Ему было все равно, что с ним будет. Он поставил на себе крест.
Па Симагин всегда считал,
что он талантлив. Ну-ну, подумал я.
— Видите ли... э...
— Меня зовут Антон Антонович,
— сказал я.
— Видите ли, Антон Антонович.
Я не знаю, как у вас принято. Как надо. Может быть, вы лучше поспрашиваете
меня?
— Валерий Аркадьевич,
— проговорил я как можно мягче, чтобы и в помине больше не было
моих собственных эмоций на этом, мягко говоря, участке работы. —
Ведь не я к вам пришел.
— Да, разумеется, — он
несколько раз кивнул. — Простите. Но честное слово, я не знаю, что
говорить. По-моему, мне невозможно помочь, потому что я тут ни при
чем. Если бы не Алла, я бы...
Как он спешит даже эту
ответственность с себя снять, вдруг подумал я против воли. Даже
ответственность за то, что сам пришел к врачу за помощью. Если бы
меня не послали пинком в зад, я бы вас ни о чем не просил...
— Мы теряем время, — сказал
я. Он откинулся на спинку кресла и закинул ногу на ногу. Нет, он
вовсе не был раздавлен. Он просто ничего не хотел.
— Курить у вас можно?
— спросил он.
И я, разумеется, немедленно
вспомнил, как в первый его приход к нам мама и па Симагин поссорились,
решая, позволять ему курить, или нет. Мне уже тогда стало страшно,
я отчетливо это помню. Ведь с того момента, как они познакомились,
они не ссорились — во всяком случае, у меня на глазах — ни разу.
Впервые — из-за проклятых сигарет этого проклятого... Это было так
жутко и противоестественно — мама и па повышали голос друг на друга
и говорили злобные слова. Это уже само по себе воспринималось, как
трещина в мироздании.
Я выдвинул ящик стола,
вынул оттуда незапятнанную пепельницу и пустил к нему поперек стола.

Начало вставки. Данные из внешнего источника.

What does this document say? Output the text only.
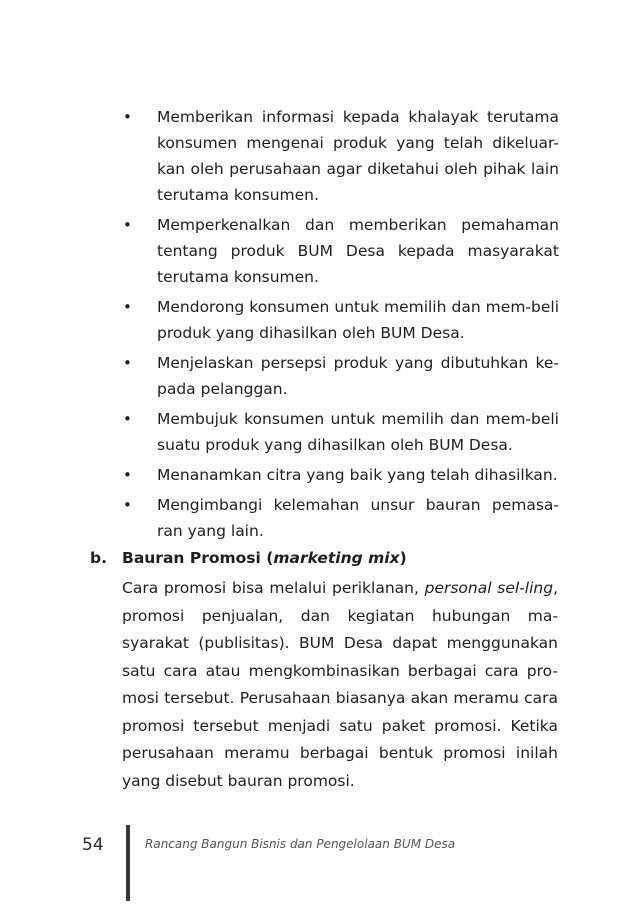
• Memberikan informasi kepada khalayak terutama konsumen mengenai produk yang telah dikeluar-kan oleh perusahaan agar diketahui oleh pihak lain terutama konsumen.
• Memperkenalkan dan memberikan pemahaman tentang produk BUM Desa kepada masyarakat terutama konsumen.
• Mendorong konsumen untuk memilih dan mem-beli produk yang dihasilkan oleh BUM Desa.
• Menjelaskan persepsi produk yang dibutuhkan ke-pada pelanggan.
• Membujuk konsumen untuk memilih dan mem-beli suatu produk yang dihasilkan oleh BUM Desa.
• Menanamkan citra yang baik yang telah dihasilkan.
• Mengimbangi kelemahan unsur bauran pemasa-ran yang lain.
b. Bauran Promosi (marketing mix)

Cara promosi bisa melalui periklanan, personal sel-ling, promosi penjualan, dan kegiatan hubungan ma-syarakat (publisitas). BUM Desa dapat menggunakan satu cara atau mengkombinasikan berbagai cara pro-mosi tersebut. Perusahaan biasanya akan meramu cara promosi tersebut menjadi satu paket promosi. Ketika perusahaan meramu berbagai bentuk promosi inilah yang disebut bauran promosi.

54	Rancang Bangun Bisnis dan Pengelolaan BUM Desa
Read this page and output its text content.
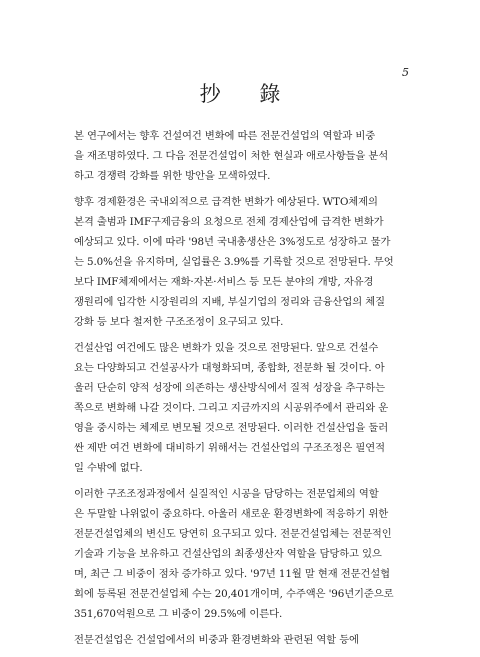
5

抄 錄

본 연구에서는 향후 건설여건 변화에 따른 전문건설업의 역할과 비중
을 재조명하였다. 그 다음 전문건설업이 처한 현실과 애로사항들을 분석
하고 경쟁력 강화를 위한 방안을 모색하였다.

향후 경제환경은 국내외적으로 급격한 변화가 예상된다. WTO체제의
본격 출범과 IMF구제금융의 요청으로 전체 경제산업에 급격한 변화가
예상되고 있다. 이에 따라 '98년 국내총생산은 3%정도로 성장하고 물가
는 5.0%선을 유지하며, 실업률은 3.9%를 기록할 것으로 전망된다. 무엇
보다 IMF체제에서는 재화·자본·서비스 등 모든 분야의 개방, 자유경
쟁원리에 입각한 시장원리의 지배, 부실기업의 정리와 금융산업의 체질
강화 등 보다 철저한 구조조정이 요구되고 있다.

건설산업 여건에도 많은 변화가 있을 것으로 전망된다. 앞으로 건설수
요는 다양화되고 건설공사가 대형화되며, 종합화, 전문화 될 것이다. 아
울러 단순히 양적 성장에 의존하는 생산방식에서 질적 성장을 추구하는
쪽으로 변화해 나갈 것이다. 그리고 지금까지의 시공위주에서 관리와 운
영을 중시하는 체제로 변모될 것으로 전망된다. 이러한 건설산업을 둘러
싼 제반 여건 변화에 대비하기 위해서는 건설산업의 구조조정은 필연적
일 수밖에 없다.

이러한 구조조정과정에서 실질적인 시공을 담당하는 전문업체의 역할
은 두말할 나위없이 중요하다. 아울러 새로운 환경변화에 적응하기 위한
전문건설업체의 변신도 당연히 요구되고 있다. 전문건설업체는 전문적인
기술과 기능을 보유하고 건설산업의 최종생산자 역할을 담당하고 있으
며, 최근 그 비중이 점차 증가하고 있다. '97년 11월 말 현재 전문건설협
회에 등록된 전문건설업체 수는 20,401개이며, 수주액은 '96년기준으로
351,670억원으로 그 비중이 29.5%에 이른다.

전문건설업은 건설업에서의 비중과 환경변화와 관련된 역할 등에
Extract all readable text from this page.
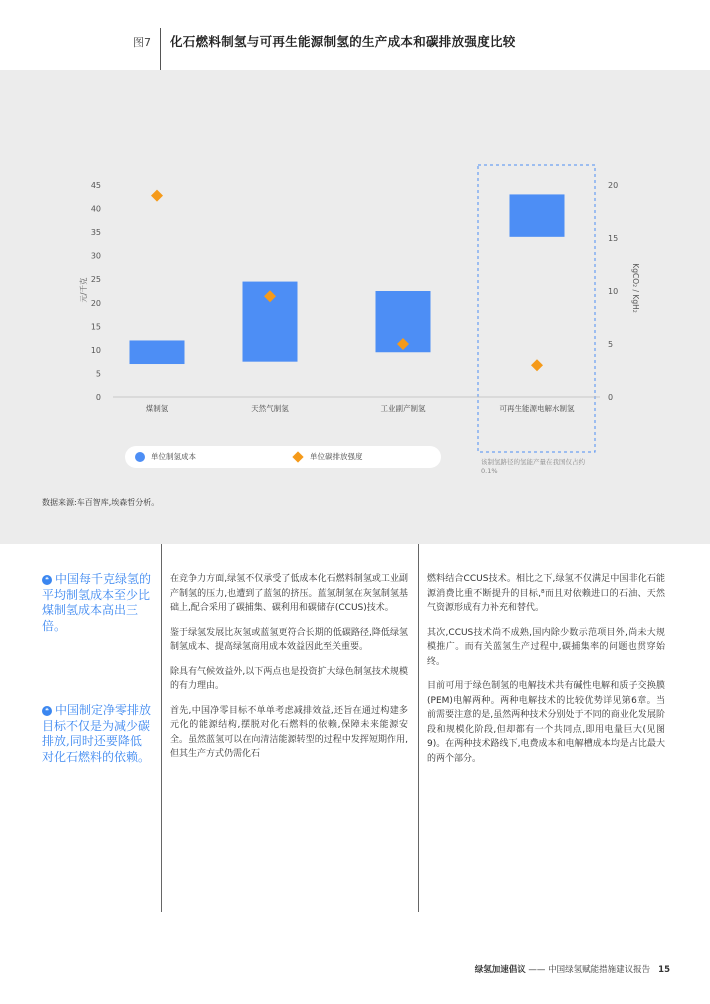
图7 化石燃料制氢与可再生能源制氢的生产成本和碳排放强度比较
0
5
10
15
20
25
30
35
40
45
0
5
10
15
20
元/千克	KgCO₂ / KgH₂
煤制氢	天然气制氢	工业副产制氢	可再生能源电解水制氢
单位制氢成本	单位碳排放强度
该制氢路径的氢能产量在我国仅占约0.1%
数据来源:车百智库,埃森哲分析。
❝ 中国每千克绿氢的平均制氢成本至少比煤制氢成本高出三倍。
❝ 中国制定净零排放目标不仅是为减少碳排放,同时还要降低对化石燃料的依赖。

在竞争力方面,绿氢不仅承受了低成本化石燃料制氢或工业副产制氢的压力,也遭到了蓝氢的挤压。蓝氢制氢在灰氢制氢基础上,配合采用了碳捕集、碳利用和碳储存(CCUS)技术。

鉴于绿氢发展比灰氢或蓝氢更符合长期的低碳路径,降低绿氢制氢成本、提高绿氢商用成本效益因此至关重要。

除具有气候效益外,以下两点也是投资扩大绿色制氢技术规模的有力理由。

首先,中国净零目标不单单考虑减排效益,还旨在通过构建多元化的能源结构,摆脱对化石燃料的依赖,保障未来能源安全。虽然蓝氢可以在向清洁能源转型的过程中发挥短期作用,但其生产方式仍需化石

燃料结合CCUS技术。相比之下,绿氢不仅满足中国非化石能源消费比重不断提升的目标,⁸而且对依赖进口的石油、天然气资源形成有力补充和替代。

其次,CCUS技术尚不成熟,国内除少数示范项目外,尚未大规模推广。而有关蓝氢生产过程中,碳捕集率的问题也贯穿始终。

目前可用于绿色制氢的电解技术共有碱性电解和质子交换膜(PEM)电解两种。两种电解技术的比较优势详见第6章。当前需要注意的是,虽然两种技术分别处于不同的商业化发展阶段和规模化阶段,但却都有一个共同点,即用电量巨大(见图9)。在两种技术路线下,电费成本和电解槽成本均是占比最大的两个部分。

绿氢加速倡议 —— 中国绿氢赋能措施建议报告 15
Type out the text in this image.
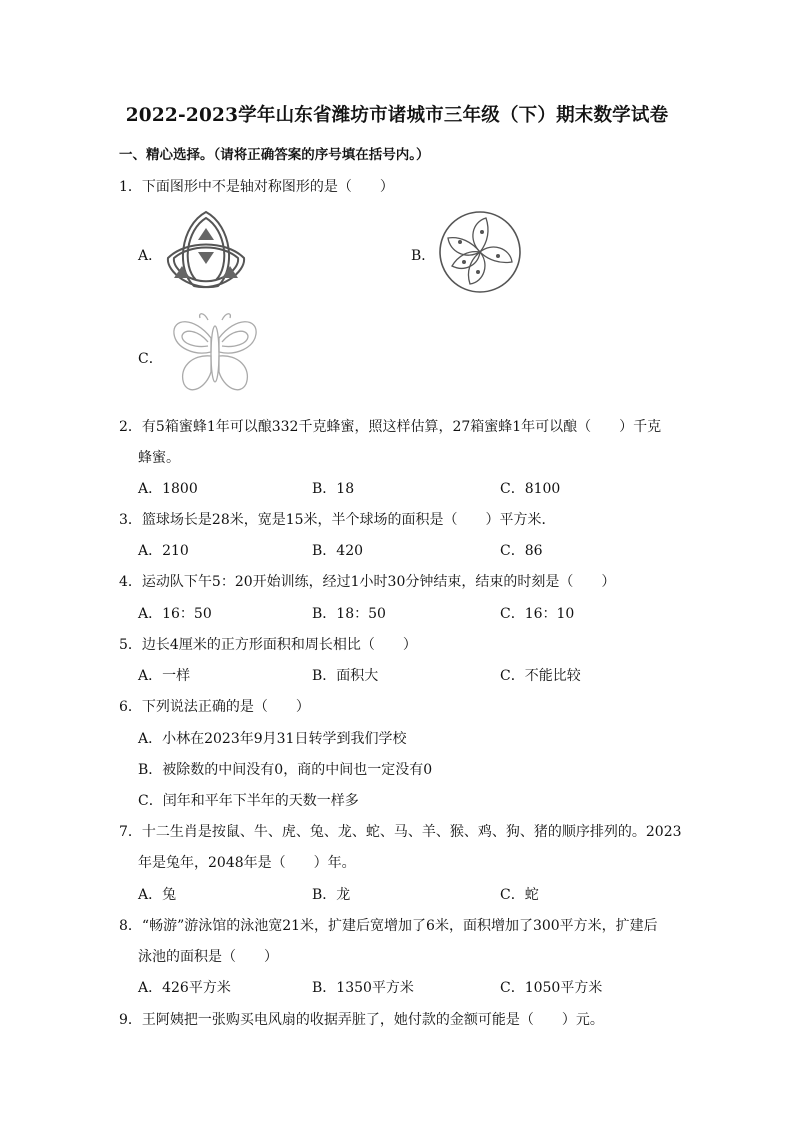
2022-2023学年山东省潍坊市诸城市三年级（下）期末数学试卷
一、精心选择。（请将正确答案的序号填在括号内。）
1．下面图形中不是轴对称图形的是（　　）
A．	B．
C．
2．有5箱蜜蜂1年可以酿332千克蜂蜜，照这样估算，27箱蜜蜂1年可以酿（　　）千克
蜂蜜。
A．1800	B．18	C．8100
3．篮球场长是28米，宽是15米，半个球场的面积是（　　）平方米．
A．210	B．420	C．86
4．运动队下午5：20开始训练，经过1小时30分钟结束，结束的时刻是（　　）
A．16：50	B．18：50	C．16：10
5．边长4厘米的正方形面积和周长相比（　　）
A．一样	B．面积大	C．不能比较
6．下列说法正确的是（　　）
A．小林在2023年9月31日转学到我们学校
B．被除数的中间没有0，商的中间也一定没有0
C．闰年和平年下半年的天数一样多
7．十二生肖是按鼠、牛、虎、兔、龙、蛇、马、羊、猴、鸡、狗、猪的顺序排列的。2023
年是兔年，2048年是（　　）年。
A．兔	B．龙	C．蛇
8．“畅游”游泳馆的泳池宽21米，扩建后宽增加了6米，面积增加了300平方米，扩建后
泳池的面积是（　　）
A．426平方米	B．1350平方米	C．1050平方米
9．王阿姨把一张购买电风扇的收据弄脏了，她付款的金额可能是（　　）元。
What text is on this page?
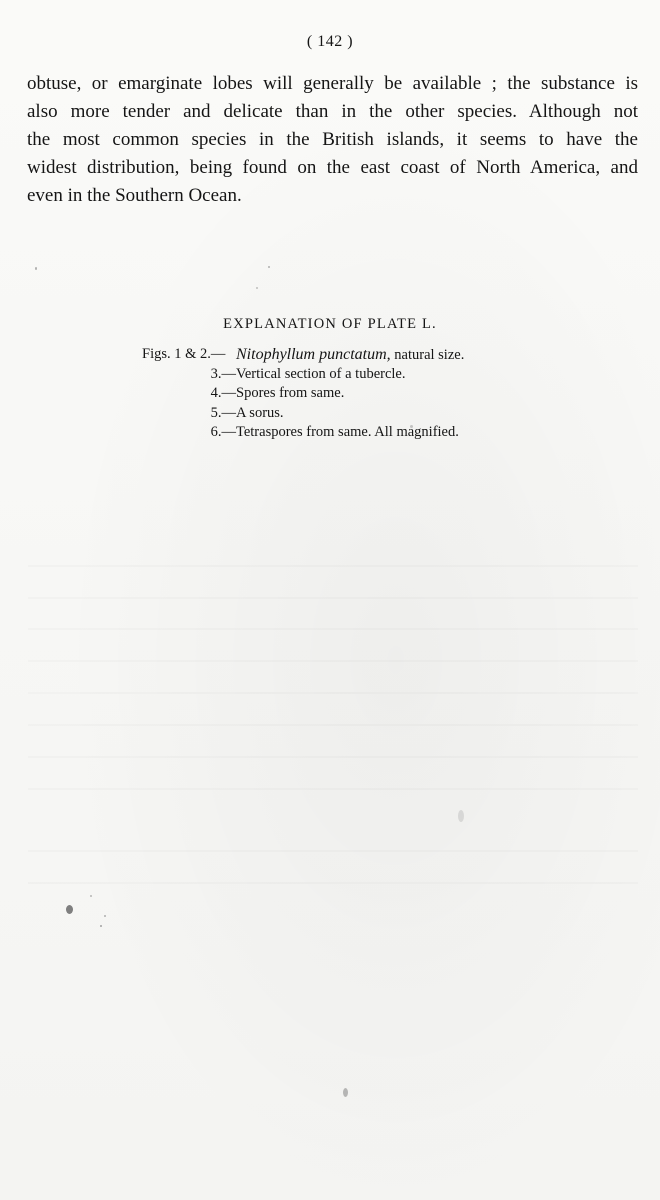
( 142 )
obtuse, or emarginate lobes will generally be available ; the substance is
also more tender and delicate than in the other species. Although not
the most common species in the British islands, it seems to have the
widest distribution, being found on the east coast of North America, and
even in the Southern Ocean.
EXPLANATION OF PLATE L.
Figs. 1 & 2.— Nitophyllum punctatum, natural size.
3.— Vertical section of a tubercle.
4.— Spores from same.
5.— A sorus.
6.— Tetraspores from same. All magnified.
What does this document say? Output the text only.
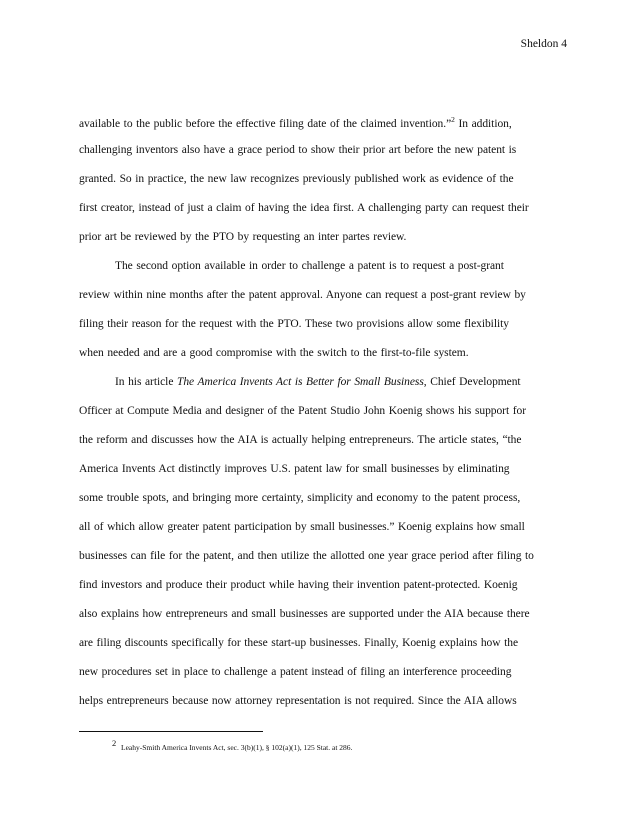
Sheldon 4
available to the public before the effective filing date of the claimed invention.”$^2$ In addition,
challenging inventors also have a grace period to show their prior art before the new patent is
granted. So in practice, the new law recognizes previously published work as evidence of the
first creator, instead of just a claim of having the idea first. A challenging party can request their
prior art be reviewed by the PTO by requesting an inter partes review.
The second option available in order to challenge a patent is to request a post-grant
review within nine months after the patent approval. Anyone can request a post-grant review by
filing their reason for the request with the PTO. These two provisions allow some flexibility
when needed and are a good compromise with the switch to the first-to-file system.
In his article The America Invents Act is Better for Small Business, Chief Development
Officer at Compute Media and designer of the Patent Studio John Koenig shows his support for
the reform and discusses how the AIA is actually helping entrepreneurs. The article states, “the
America Invents Act distinctly improves U.S. patent law for small businesses by eliminating
some trouble spots, and bringing more certainty, simplicity and economy to the patent process,
all of which allow greater patent participation by small businesses.” Koenig explains how small
businesses can file for the patent, and then utilize the allotted one year grace period after filing to
find investors and produce their product while having their invention patent-protected. Koenig
also explains how entrepreneurs and small businesses are supported under the AIA because there
are filing discounts specifically for these start-up businesses. Finally, Koenig explains how the
new procedures set in place to challenge a patent instead of filing an interference proceeding
helps entrepreneurs because now attorney representation is not required. Since the AIA allows
2 Leahy-Smith America Invents Act, sec. 3(b)(1), § 102(a)(1), 125 Stat. at 286.
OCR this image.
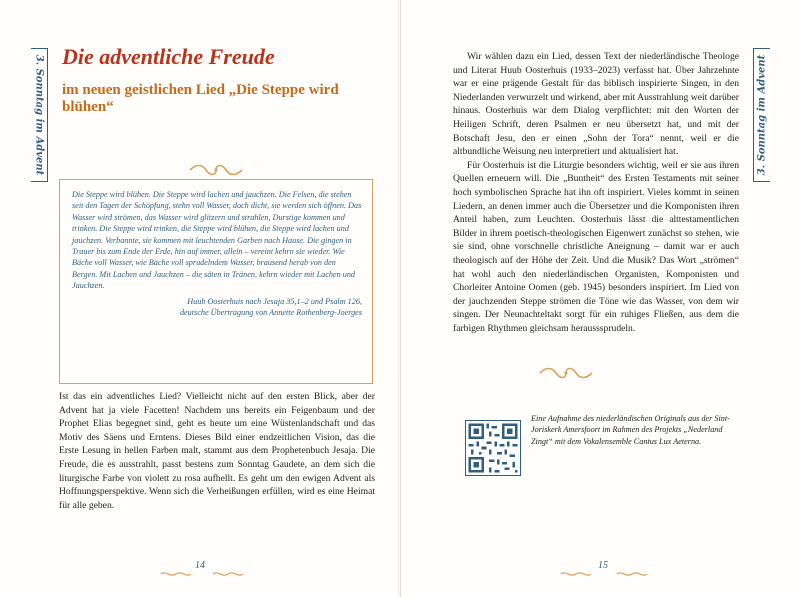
3. Sonntag im Advent Die adventliche Freude
im neuen geistlichen Lied „Die Steppe wird blühen“

Die Steppe wird blühen. Die Steppe wird lachen und jauchzen. Die Felsen, die stehen seit den Tagen der Schöpfung, stehn voll Wasser, doch dicht, sie werden sich öffnen. Das Wasser wird strömen, das Wasser wird glitzern und strahlen, Durstige kommen und trinken. Die Steppe wird trinken, die Steppe wird blühen, die Steppe wird lachen und jauchzen. Verbannte, sie kommen mit leuchtenden Garben nach Hause. Die gingen in Trauer bis zum Ende der Erde, hin auf immer, allein – vereint kehrn sie wieder. Wie Bäche voll Wasser, wie Bäche voll sprudelndem Wasser, brausend herab von den Bergen. Mit Lachen und Jauchzen – die säten in Tränen, kehrn wieder mit Lachen und Jauchzen.

Huub Oosterhuis nach Jesaja 35,1–2 und Psalm 126,
deutsche Übertragung von Annette Rothenberg-Joerges

Ist das ein adventliches Lied? Vielleicht nicht auf den ersten Blick, aber der Advent hat ja viele Facetten! Nachdem uns bereits ein Feigenbaum und der Prophet Elias begegnet sind, geht es heute um eine Wüstenlandschaft und das Motiv des Säens und Erntens. Dieses Bild einer endzeitlichen Vision, das die Erste Lesung in hellen Farben malt, stammt aus dem Prophetenbuch Jesaja. Die Freude, die es ausstrahlt, passt bestens zum Sonntag Gaudete, an dem sich die liturgische Farbe von violett zu rosa aufhellt. Es geht um den ewigen Advent als Hoffnungsperspektive. Wenn sich die Verheißungen erfüllen, wird es eine Heimat für alle geben.

14
3. Sonntag im Advent

Wir wählen dazu ein Lied, dessen Text der niederländische Theologe und Literat Huub Oosterhuis (1933–2023) verfasst hat. Über Jahrzehnte war er eine prägende Gestalt für das biblisch inspirierte Singen, in den Niederlanden verwurzelt und wirkend, aber mit Ausstrahlung weit darüber hinaus. Oosterhuis war dem Dialog verpflichtet: mit den Worten der Heiligen Schrift, deren Psalmen er neu übersetzt hat, und mit der Botschaft Jesu, den er einen „Sohn der Tora“ nennt, weil er die altbundliche Weisung neu interpretiert und aktualisiert hat.

Für Oosterhuis ist die Liturgie besonders wichtig, weil er sie aus ihren Quellen erneuern will. Die „Buntheit“ des Ersten Testaments mit seiner hoch symbolischen Sprache hat ihn oft inspiriert. Vieles kommt in seinen Liedern, an denen immer auch die Übersetzer und die Komponisten ihren Anteil haben, zum Leuchten. Oosterhuis lässt die alttestamentlichen Bilder in ihrem poetisch-theologischen Eigenwert zunächst so stehen, wie sie sind, ohne vorschnelle christliche Aneignung – damit war er auch theologisch auf der Höhe der Zeit. Und die Musik? Das Wort „strömen“ hat wohl auch den niederländischen Organisten, Komponisten und Chorleiter Antoine Oomen (geb. 1945) besonders inspiriert. Im Lied von der jauchzenden Steppe strömen die Töne wie das Wasser, von dem wir singen. Der Neunachteltakt sorgt für ein ruhiges Fließen, aus dem die farbigen Rhythmen gleichsam herausssprudeln.

Eine Aufnahme des niederländischen Originals aus der Sint-Joriskerk Amersfoort im Rahmen des Projekts „Nederland Zingt“ mit dem Vokalensemble Cantus Lux Aeterna.

15
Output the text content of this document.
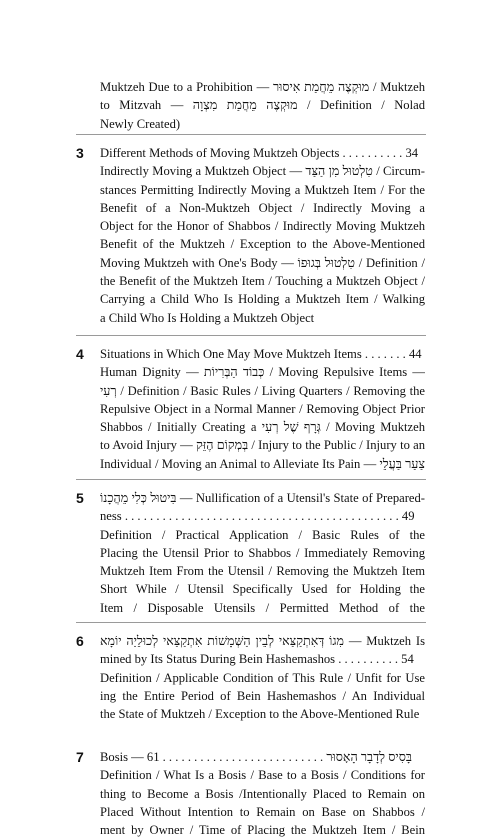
Muktzeh Due to a Prohibition — מוּקְצֶה מֵחֲמַת אִיסוּר / Muktzeh
to Mitzvah — מוּקְצֶה מֵחֲמַת מִצְוָה / Definition / Nolad
Newly Created)
3 Different Methods of Moving Muktzeh Objects . . . . . . . . . . 34
Indirectly Moving a Muktzeh Object — טִלְטוּל מִן הַצַּד / Circum-
stances Permitting Indirectly Moving a Muktzeh Item / For the
Benefit of a Non-Muktzeh Object / Indirectly Moving a
Object for the Honor of Shabbos / Indirectly Moving Muktzeh
Benefit of the Muktzeh / Exception to the Above-Mentioned
Moving Muktzeh with One's Body — טִלְטוּל בְּגוּפוֹ / Definition /
the Benefit of the Muktzeh Item / Touching a Muktzeh Object /
Carrying a Child Who Is Holding a Muktzeh Item / Walking
a Child Who Is Holding a Muktzeh Object
4 Situations in Which One May Move Muktzeh Items . . . . . . . 44
Human Dignity — כְּבוֹד הַבְּרִיוֹת / Moving Repulsive Items —
רְעִי / Definition / Basic Rules / Living Quarters / Removing the
Repulsive Object in a Normal Manner / Removing Object Prior
Shabbos / Initially Creating a גְּרָף שֶׁל רְעִי / Moving Muktzeh
to Avoid Injury — בְּמְקוֹם הֶזֵּק / Injury to the Public / Injury to an
Individual / Moving an Animal to Alleviate Its Pain — צַעַר בַּעֲלֵי
5 בִּיטוּל כְּלִי מֵהֲכָנוֹ — Nullification of a Utensil's State of Prepared-
ness . . . . . . . . . . . . . . . . . . . . . . . . . . . . . . . . . . . . . . . . . . . . 49
Definition / Practical Application / Basic Rules of the
Placing the Utensil Prior to Shabbos / Immediately Removing
Muktzeh Item From the Utensil / Removing the Muktzeh Item
Short While / Utensil Specifically Used for Holding the
Item / Disposable Utensils / Permitted Method of the
6	מִגוֹ דְּאִתְקַצַּאי לְבֵין הַשְּׁמָשׁוֹת אִתְקַצַּאי לְכוּלֵיַה יוֹמָא — Muktzeh Is
mined by Its Status During Bein Hashemashos . . . . . . . . . . 54
Definition / Applicable Condition of This Rule / Unfit for Use
ing the Entire Period of Bein Hashemashos / An Individual
the State of Muktzeh / Exception to the Above-Mentioned Rule
7 Bosis — בָּסִיס לְדָבָר הָאָסוּר . . . . . . . . . . . . . . . . . . . . . . . . . . 61
Definition / What Is a Bosis / Base to a Bosis / Conditions for
thing to Become a Bosis /Intentionally Placed to Remain on
Placed Without Intention to Remain on Base on Shabbos /
ment by Owner / Time of Placing the Muktzeh Item / Bein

С затухающим скользящим шипением пепельница, быстро тормозясь, переехала
на его край и замерла в сантиметре от падения.
— Пожалуйста.
Он немедленно задымил
какой-то дешевкой. "Прима", что ли... Вежливо протянул
пачку в мою сторону: угощайтесь, мол, доктор. Я покачал головой
и чуть развел руками: не курю, мол, не обессудьте. Он внимательно
посмотрел мне в глаза и, поспешно ткнув сигарету в пепельницу, размял
ее в прах.
— Извините, доктор.
Я молча ждал.
— Ну что я могу сказать
о себе. Ничего не могу... и не хочу. Но дело же совсем не в этом,
— глубоко вздохнул, словно собираясь не то с силами, не то с мыслями.
— Вы знаете, что литература в школах почти повсеместно стала платным
факультативом? Нет, не знаете. Вам это неважно. С две тысячи третьего
процесс пошел... Вам, наверное, и эта фраза ничего не говорит: процесс
пошел — слишком вы молоды, доктор. Вы любите читать книги? Беллетристику?
— Да. Только времени на
это почти нет.
Он усмехнулся — жалко
и снисходительно.
— Вот-вот. То же самое
говорили и апологеты очередной реформы. В наше трудное время все
силы ребенка нужно сосредоточить на тех предметах, которые помогут
ему выстоять в жизни, овладеть профессией, которая обеспечит его
в жизни материально. Все это словоблудие, все это мудрствование
относительно нравственных поисков и прочего могли себе позволять
в своих поместьях бездельники-дворяне в девятнадцатом веке и бездельники-интеллигенты
в советских НИИ в веке двадцатом. Теперь пришло время конкретных
результатов. Получил результат — значит, прав, значит, молодец!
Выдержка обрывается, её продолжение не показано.